2 September 2021
In our regional allocation work, we have been underweight in Emerging Markets relative to developed markets since May, and remain so currently. A key reason for our continued underweight stance is that the relative fundamental momentum for emerging markets remains very weak compared to that of the broader global equity market.
The chart below shows one of our popular composite indicator charts based on the relative performance of the widely-followed MSCI Emerging Markets ETF, ticker EEM, versus the broad global benchmark of the MSCI All-Country World Index (ACWI) ETF, represented by ticker ACWI.
Source: Mill Street Research, Factset
The top section plots the relative price of EEM vs ACWI over the last five years, with the series indexed to 100 at the beginning of the chart. We can see clearly that EM has generally lagged the global equity market (i.e., the black line has declined) for much of the last several years, and especially since early this year. There has been a bounce in EEM relative performance very recently, but the overall trend in relative performance remains negative.
The middle section is perhaps the most important in our work. It plots the relative earnings estimate revisions indicators for the two ETFs. Like the other indicators on the chart, the revisions indicators are based on the actual historical constituents and weights of the ETF holdings, hence the indicators are cap-weighted like the underlying holdings. The red line reflects the difference in earnings estimate revisions breadth (i.e., the positive/negative revisions ratio) between the two ETFs, while the blue bars indicate the difference in estimate revisions magnitude (i.e., the monthly percentage change in consensus next-12-month earnings per share across all the ETF holdings).
Readings below zero indicate that estimate revisions for the EEM holdings are weaker than those of the broader ACWI ETF holdings, and readings above zero show stronger estimate activity in EEM vs ACWI. The readings over the last 12 months have been negative, but most of the weakness has occurred during 2021. Indeed, the recent readings are extremely negative by historical standards, indicating an unusually wide divergence between emerging markets and developed markets in terms of analyst earnings estimate revisions activity.

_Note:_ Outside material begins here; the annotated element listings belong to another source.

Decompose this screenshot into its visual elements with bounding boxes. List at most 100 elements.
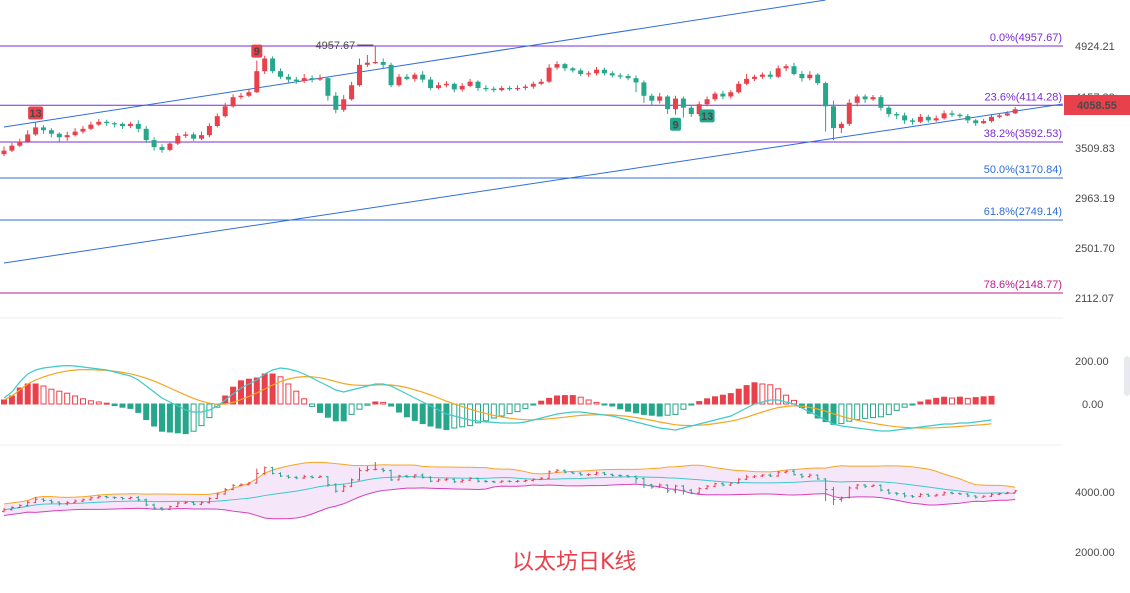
candle-body — [238, 95, 244, 98]
macd-histogram-bar — [396, 403, 402, 413]
candle-body — [941, 113, 947, 119]
macd-histogram-bar — [514, 403, 521, 413]
macd-histogram-bar — [941, 396, 948, 405]
macd-histogram-bar — [814, 403, 821, 419]
macd-histogram-bar — [633, 403, 639, 414]
macd-histogram-bar — [143, 403, 150, 421]
macd-histogram-bar — [917, 401, 924, 405]
macd-histogram-bar — [554, 395, 560, 405]
macd-dif-line — [3, 364, 992, 432]
macd-histogram-bar — [324, 403, 331, 418]
candle-body — [957, 114, 963, 117]
high-price-annotation: 4957.67 — [316, 40, 356, 52]
candle-body — [254, 71, 260, 93]
fib-level-label: 38.2%(3592.53) — [984, 128, 1062, 140]
candle-body — [673, 98, 678, 110]
macd-histogram-bar — [569, 395, 576, 405]
macd-histogram-bar — [664, 403, 671, 416]
candle-body — [364, 62, 370, 65]
candle-body — [96, 121, 102, 125]
macd-histogram-bar — [348, 403, 355, 415]
candle-body — [428, 79, 434, 89]
macd-histogram-bar — [64, 392, 71, 405]
macd-histogram-bar — [356, 403, 363, 410]
macd-histogram-bar — [166, 403, 173, 433]
candle-body — [230, 97, 236, 107]
candle-body — [278, 71, 283, 77]
macd-histogram-bar — [174, 403, 181, 434]
macd-histogram-bar — [119, 403, 126, 408]
candle-body — [925, 116, 931, 121]
macd-histogram-bar — [411, 403, 418, 421]
macd-histogram-bar — [482, 403, 489, 422]
fib-level-label: 23.6%(4114.28) — [985, 91, 1062, 103]
macd-histogram-bar — [956, 396, 963, 405]
macd-histogram-bar — [253, 377, 260, 405]
macd-histogram-bar — [901, 403, 908, 408]
candle-body — [625, 76, 631, 79]
candle-body — [151, 140, 157, 148]
price-axis-tick: 2501.70 — [1075, 243, 1115, 255]
candle-body — [680, 98, 686, 108]
macd-histogram-bar — [838, 403, 845, 425]
candle-body — [301, 78, 307, 81]
bollinger-band-fill — [4, 462, 1016, 519]
candle-body — [759, 74, 765, 77]
macd-histogram-bar — [680, 403, 687, 410]
macd-histogram-bar — [727, 393, 734, 405]
candle-body — [475, 81, 481, 89]
price-axis-tick: 4924.21 — [1075, 41, 1115, 53]
macd-histogram-bar — [403, 403, 410, 418]
candle-body — [459, 85, 465, 90]
candle-body — [9, 145, 15, 151]
candle-body — [917, 116, 923, 122]
candle-body — [633, 78, 639, 83]
candle-body — [436, 85, 441, 89]
candle-body — [159, 147, 165, 150]
macd-histogram-bar — [111, 403, 118, 407]
macd-histogram-bar — [854, 403, 861, 421]
macd-histogram-bar — [372, 401, 379, 405]
candle-body — [206, 126, 212, 136]
macd-histogram-bar — [506, 403, 513, 415]
candle-body — [902, 115, 908, 121]
macd-histogram-bar — [24, 383, 31, 405]
candle-body — [696, 104, 702, 115]
candle-body — [807, 74, 813, 79]
macd-histogram-bar — [980, 396, 987, 405]
macd-histogram-bar — [419, 403, 426, 425]
candle-body — [949, 113, 955, 115]
candle-body — [270, 58, 276, 72]
candle-body — [507, 88, 513, 90]
candle-body — [878, 97, 884, 108]
macd-histogram-bar — [443, 403, 450, 431]
candle-body — [246, 92, 252, 96]
candle-body — [56, 133, 62, 138]
candle-body — [578, 70, 584, 74]
candle-body — [720, 93, 726, 97]
macd-histogram-bar — [530, 403, 537, 406]
candle-body — [317, 78, 323, 80]
scroll-handle[interactable] — [1124, 356, 1130, 396]
macd-histogram-bar — [712, 396, 718, 405]
macd-histogram-bar — [190, 403, 197, 432]
macd-dea-line — [3, 369, 992, 429]
macd-histogram-bar — [909, 403, 916, 406]
candle-body — [870, 97, 876, 100]
macd-histogram-bar — [127, 403, 134, 409]
macd-histogram-bar — [269, 373, 276, 405]
channel-line — [3, 0, 826, 128]
macd-histogram-bar — [877, 403, 884, 418]
macd-histogram-bar — [933, 397, 940, 405]
td-marker-badge — [28, 106, 44, 120]
candle-body — [522, 86, 528, 89]
macd-histogram-bar — [364, 403, 371, 406]
candle-body — [862, 96, 868, 100]
candle-body — [72, 131, 78, 136]
macd-histogram-bar — [48, 388, 55, 405]
candle-body — [333, 95, 339, 110]
macd-histogram-bar — [317, 403, 323, 413]
macd-histogram-bar — [32, 383, 39, 405]
candle-body — [846, 102, 852, 124]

This tells us that EM stocks in this benchmark have, in aggregate, weaker earnings trends than their developed market counterparts. Part of this is no doubt due to the crackdown by the Chinese government on a number of industries, which has prompted analysts to downgrade earnings forecasts for the related companies significantly. This has a major impact, as Chinese stocks comprise 32% of the weighting in the EEM ETF, the largest country weighting by far.

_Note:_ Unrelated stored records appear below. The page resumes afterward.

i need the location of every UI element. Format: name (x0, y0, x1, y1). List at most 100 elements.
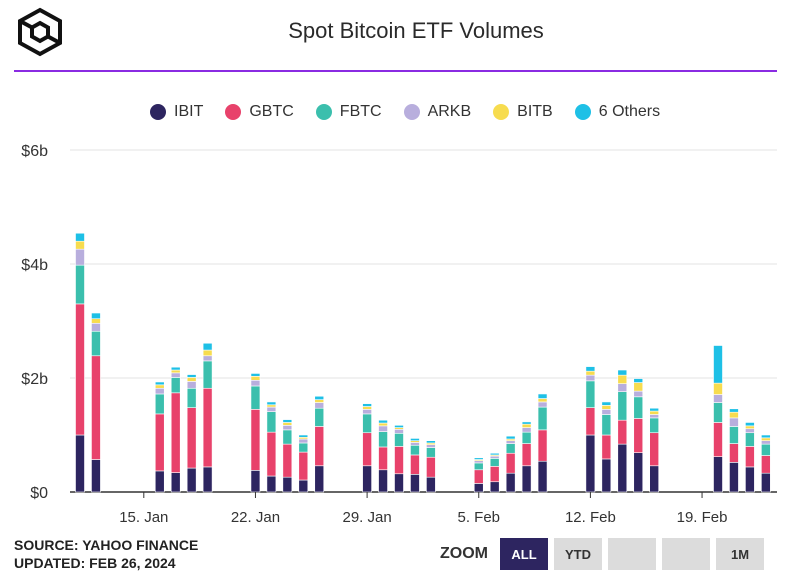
bar-segment-arkb[interactable] (537, 401, 548, 408)
bar-segment-6-others[interactable] (154, 381, 165, 386)
bar-segment-fbtc[interactable] (585, 380, 596, 408)
bar-segment-arkb[interactable] (186, 381, 197, 389)
bar-segment-gbtc[interactable] (729, 443, 739, 463)
bar-segment-arkb[interactable] (410, 442, 420, 446)
zoom-blank-button-1[interactable] (608, 538, 656, 570)
bar-segment-ibit[interactable] (394, 473, 404, 493)
bar-segment-ibit[interactable] (761, 472, 771, 493)
bar-segment-gbtc[interactable] (426, 456, 436, 478)
bar-segment-ibit[interactable] (745, 466, 755, 493)
bar-segment-fbtc[interactable] (202, 360, 213, 389)
bar-segment-gbtc[interactable] (75, 303, 85, 436)
bar-segment-ibit[interactable] (505, 472, 516, 493)
bar-segment-fbtc[interactable] (266, 411, 277, 433)
bar-segment-gbtc[interactable] (250, 409, 261, 471)
legend-item[interactable]: IBIT (150, 103, 203, 121)
bar-segment-gbtc[interactable] (362, 432, 372, 467)
legend-item[interactable]: FBTC (315, 103, 382, 121)
bar-segment-bitb[interactable] (266, 404, 277, 408)
bar-segment-arkb[interactable] (745, 428, 755, 434)
bar-segment-bitb[interactable] (761, 437, 771, 442)
bar-segment-fbtc[interactable] (489, 458, 500, 467)
bar-segment-arkb[interactable] (266, 406, 277, 412)
bar-segment-arkb[interactable] (426, 444, 436, 448)
bar-segment-gbtc[interactable] (410, 454, 420, 475)
bar-segment-ibit[interactable] (378, 469, 388, 493)
bar-segment-gbtc[interactable] (761, 455, 771, 474)
bar-segment-ibit[interactable] (154, 470, 165, 493)
bar-segment-bitb[interactable] (250, 375, 261, 381)
bar-segment-gbtc[interactable] (378, 446, 388, 471)
bar-segment-bitb[interactable] (585, 370, 596, 376)
bar-segment-fbtc[interactable] (394, 432, 404, 447)
bar-segment-fbtc[interactable] (537, 406, 548, 431)
bar-segment-6-others[interactable] (362, 403, 372, 407)
bar-segment-arkb[interactable] (75, 248, 85, 266)
bar-segment-bitb[interactable] (202, 349, 213, 357)
bar-segment-fbtc[interactable] (378, 431, 388, 448)
bar-segment-bitb[interactable] (745, 425, 755, 430)
bar-segment-ibit[interactable] (410, 474, 420, 493)
bar-segment-gbtc[interactable] (713, 422, 723, 457)
bar-segment-ibit[interactable] (75, 434, 85, 493)
zoom-1m-button[interactable]: 1M (716, 538, 764, 570)
bar-segment-ibit[interactable] (91, 459, 101, 493)
bar-segment-6-others[interactable] (410, 438, 420, 442)
bar-segment-fbtc[interactable] (410, 444, 420, 456)
bar-segment-gbtc[interactable] (186, 407, 197, 469)
bar-segment-6-others[interactable] (713, 345, 723, 384)
bar-segment-arkb[interactable] (362, 409, 372, 415)
bar-segment-fbtc[interactable] (75, 264, 85, 305)
bar-segment-fbtc[interactable] (601, 414, 612, 436)
bar-segment-gbtc[interactable] (473, 469, 484, 484)
bar-segment-fbtc[interactable] (170, 377, 181, 394)
bar-segment-bitb[interactable] (601, 405, 612, 410)
bar-segment-6-others[interactable] (505, 435, 516, 440)
bar-segment-ibit[interactable] (713, 456, 723, 493)
bar-segment-fbtc[interactable] (186, 387, 197, 408)
bar-segment-arkb[interactable] (617, 383, 628, 392)
bar-segment-gbtc[interactable] (521, 443, 532, 467)
bar-segment-arkb[interactable] (761, 440, 771, 445)
bar-segment-gbtc[interactable] (489, 466, 500, 483)
bar-segment-gbtc[interactable] (394, 446, 404, 475)
bar-segment-6-others[interactable] (378, 419, 388, 424)
bar-segment-ibit[interactable] (426, 476, 436, 493)
bar-segment-bitb[interactable] (537, 398, 548, 403)
bar-segment-ibit[interactable] (362, 465, 372, 493)
bar-segment-gbtc[interactable] (537, 429, 548, 462)
bar-segment-6-others[interactable] (473, 457, 484, 460)
bar-segment-6-others[interactable] (633, 378, 644, 383)
bar-segment-gbtc[interactable] (745, 446, 755, 468)
bar-segment-arkb[interactable] (489, 455, 500, 459)
bar-segment-arkb[interactable] (601, 409, 612, 415)
bar-segment-arkb[interactable] (505, 440, 516, 444)
bar-segment-fbtc[interactable] (745, 432, 755, 447)
bar-segment-gbtc[interactable] (601, 434, 612, 460)
bar-segment-bitb[interactable] (729, 411, 739, 419)
bar-segment-bitb[interactable] (362, 406, 372, 410)
bar-segment-fbtc[interactable] (521, 431, 532, 444)
bar-segment-ibit[interactable] (473, 483, 484, 493)
bar-segment-6-others[interactable] (266, 401, 277, 406)
bar-segment-gbtc[interactable] (170, 392, 181, 473)
bar-segment-arkb[interactable] (473, 460, 484, 464)
bar-segment-bitb[interactable] (282, 422, 293, 426)
bar-segment-ibit[interactable] (633, 452, 644, 493)
bar-segment-bitb[interactable] (186, 377, 197, 382)
bar-segment-gbtc[interactable] (633, 418, 644, 453)
bar-segment-gbtc[interactable] (585, 407, 596, 436)
bar-segment-gbtc[interactable] (298, 451, 309, 481)
bar-segment-fbtc[interactable] (649, 417, 660, 434)
bar-segment-6-others[interactable] (394, 425, 404, 428)
bar-segment-ibit[interactable] (186, 467, 197, 493)
bar-segment-6-others[interactable] (298, 434, 309, 438)
bar-segment-bitb[interactable] (91, 318, 101, 324)
legend-item[interactable]: GBTC (225, 103, 294, 121)
bar-segment-gbtc[interactable] (266, 431, 277, 477)
bar-segment-6-others[interactable] (601, 401, 612, 406)
bar-segment-arkb[interactable] (649, 414, 660, 419)
bar-segment-6-others[interactable] (537, 393, 548, 399)
bar-segment-6-others[interactable] (202, 342, 213, 351)
bar-segment-gbtc[interactable] (91, 355, 101, 460)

But it is not only China that is weighing on EM fundamental metrics. We also have the same indicators for the ETF tracking the Emerging Markets ex China index (ticker EMXC), and it shows a very similar pattern. So revisions activity in non-China emerging markets is also quite weak relative to developed markets.
The one potential favorable sign in the chart above is that relative valuations, plotted in the bottom section (purple line) are now much more favorable for EM. The valuation shows the relative forward earnings yield (inverse of P/E ratio) for EEM vs ACWI, with higher values indicating EM stocks are cheaper (higher yield) relative to the global benchmark. Recent readings are at the high end of the five-year range, as stock prices for EM have fallen even faster than the earnings estimates on a relative basis, pushing the relative earnings yield higher.
On a shorter-term basis, we find that valuations are typically less useful for timing purposes than estimate revisions or price indicators, but may be a better metric for longer-term views. Thus we would not overweight EM stocks based purely on relative valuations, but would wait for signs of improvement in relative fundamentals and investor sentiment.
Given the extreme negative relative fundamentals visible in EM right now and the equally strong negative return momentum, we would continue to underweight/avoid EM for now. This is especially true given that the Chinese government’s longer-term plans regarding various key industries remain unclear, and many emerging markets are struggling with COVID-19 and lower vaccination rates than in developed economies. These are trends that are unlikely to reverse quickly, and thus in our view present an ongoing risk for holding EM stocks, even at more favorable valuations.